Section 39.054(1)©, Florida Statutes (1991), provides the court with the power to order a child to make restitution for any loss or damage caused by the child’s offense. In interpreting this statute, the court has looked to decisions construing the similarly-worded statutory counterpart for adult offenders, section 775.089(l)(a), Florida Statutes. Section 775.089(l)(a), Florida Statutes (1991), states in part, that a defendant shall “make restitution to the victim for damage or loss caused directly or indirectly by the defendant’s offense.” See State v. Williams, 520 So.2d 276 (Fla.1988). It follows that there must be a causal or significant relationship between the offense for which the child was adjudicated delinquent and the amount of damages or loss directed to be reimbursed to the victim. L.A.D. v. State, 616 So.2d 106, 108 (Fla. 1st DCA 1993); see also, Powell v. State, 595 So.2d 223 (Fla. 1st DCA 1992). Here, J.M.G. was adjudicated delinquent for the theft of Cathy Nimeth’s motorcycle. We find that there is a direct causal relationship between the damage to the storage shed and the theft of Ms. Nimeth’s motorcycle. J.M.G. could not have accessed and stolen the motorcycle without destroying part of the shed. Therefore, the restitution order pertaining to the storage shed was proper and is affirmed. Conversely, we find that there is no relationship between the theft of Ms. Nimeth’s motorcycle and the damage to the other motorcycles. Thus, the restitution order pertaining to the motorcycles would appear to be improper.
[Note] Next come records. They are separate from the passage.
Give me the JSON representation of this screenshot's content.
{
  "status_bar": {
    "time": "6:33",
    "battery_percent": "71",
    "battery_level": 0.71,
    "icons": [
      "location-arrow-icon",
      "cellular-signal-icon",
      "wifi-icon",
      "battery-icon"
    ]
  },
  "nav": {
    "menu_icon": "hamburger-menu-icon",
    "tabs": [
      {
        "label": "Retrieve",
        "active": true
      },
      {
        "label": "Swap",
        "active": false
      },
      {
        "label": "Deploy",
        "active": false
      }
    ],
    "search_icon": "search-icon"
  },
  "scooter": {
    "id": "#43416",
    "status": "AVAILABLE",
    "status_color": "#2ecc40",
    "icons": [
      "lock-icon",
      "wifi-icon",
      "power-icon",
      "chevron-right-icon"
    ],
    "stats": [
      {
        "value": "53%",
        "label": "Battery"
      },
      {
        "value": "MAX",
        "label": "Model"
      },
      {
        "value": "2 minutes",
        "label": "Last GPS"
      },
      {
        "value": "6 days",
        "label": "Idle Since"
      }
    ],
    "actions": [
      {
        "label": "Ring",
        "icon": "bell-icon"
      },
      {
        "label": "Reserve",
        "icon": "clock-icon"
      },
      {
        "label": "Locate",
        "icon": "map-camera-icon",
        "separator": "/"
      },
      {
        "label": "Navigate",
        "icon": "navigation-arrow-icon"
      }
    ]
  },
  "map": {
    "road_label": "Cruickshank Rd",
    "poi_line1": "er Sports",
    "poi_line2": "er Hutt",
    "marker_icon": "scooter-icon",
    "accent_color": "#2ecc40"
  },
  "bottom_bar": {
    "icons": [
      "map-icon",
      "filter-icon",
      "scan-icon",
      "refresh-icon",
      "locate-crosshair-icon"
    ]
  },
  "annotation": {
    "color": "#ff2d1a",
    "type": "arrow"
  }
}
However, this does not end our analysis. This court has previously held that a defendant may not argue on appeal that a restitution order was impermissible where the resti*1083tution imposed was part of a negotiated plea agreement. G.H. v. State, 414 So.2d 1135 (Fla. 1st DCA 1982). In G.H., the court could not determine from the record whether the conditions of restitution were part of the negotiated plea. Therefore, the court was forced to remand for such a determination. We are compelled to do the same in this case, because it is not clear from the record exactly what role restitution played in the plea agreement. The conflicting arguments of counsel both in the briefs and at oral argument serve to reinforce our uncertainty regarding restitution’s role in the negotiations. We follow G.H. v. State, 414 So.2d at 1137, holding:
Therefore, in an abundance of caution, we remand this cause for a determination by the trial court as to whether such a deal was, in fact, made. If it was, the condition of restitution shall stand. If the trial court finds that no such deal was made, the condition of restitution shall be stricken.
Accordingly, the trial court’s order is affirmed in part and reversed and remanded in part for further determination consistent with this opinion.2
BOOTH, BARFIELD and ALLEN, JJ., concur.. Cathy Nimeth's motorcycle was not included in the order.
. The State’s counsel at oral argument contended that if we were to reverse, J.M.G. should be allowed to withdraw his plea so that the State could reinstate the charges. See Forbert v. State, 437 So.2d 1079 (Fla.1983). We do not think that Forbert applies under the facts of this case.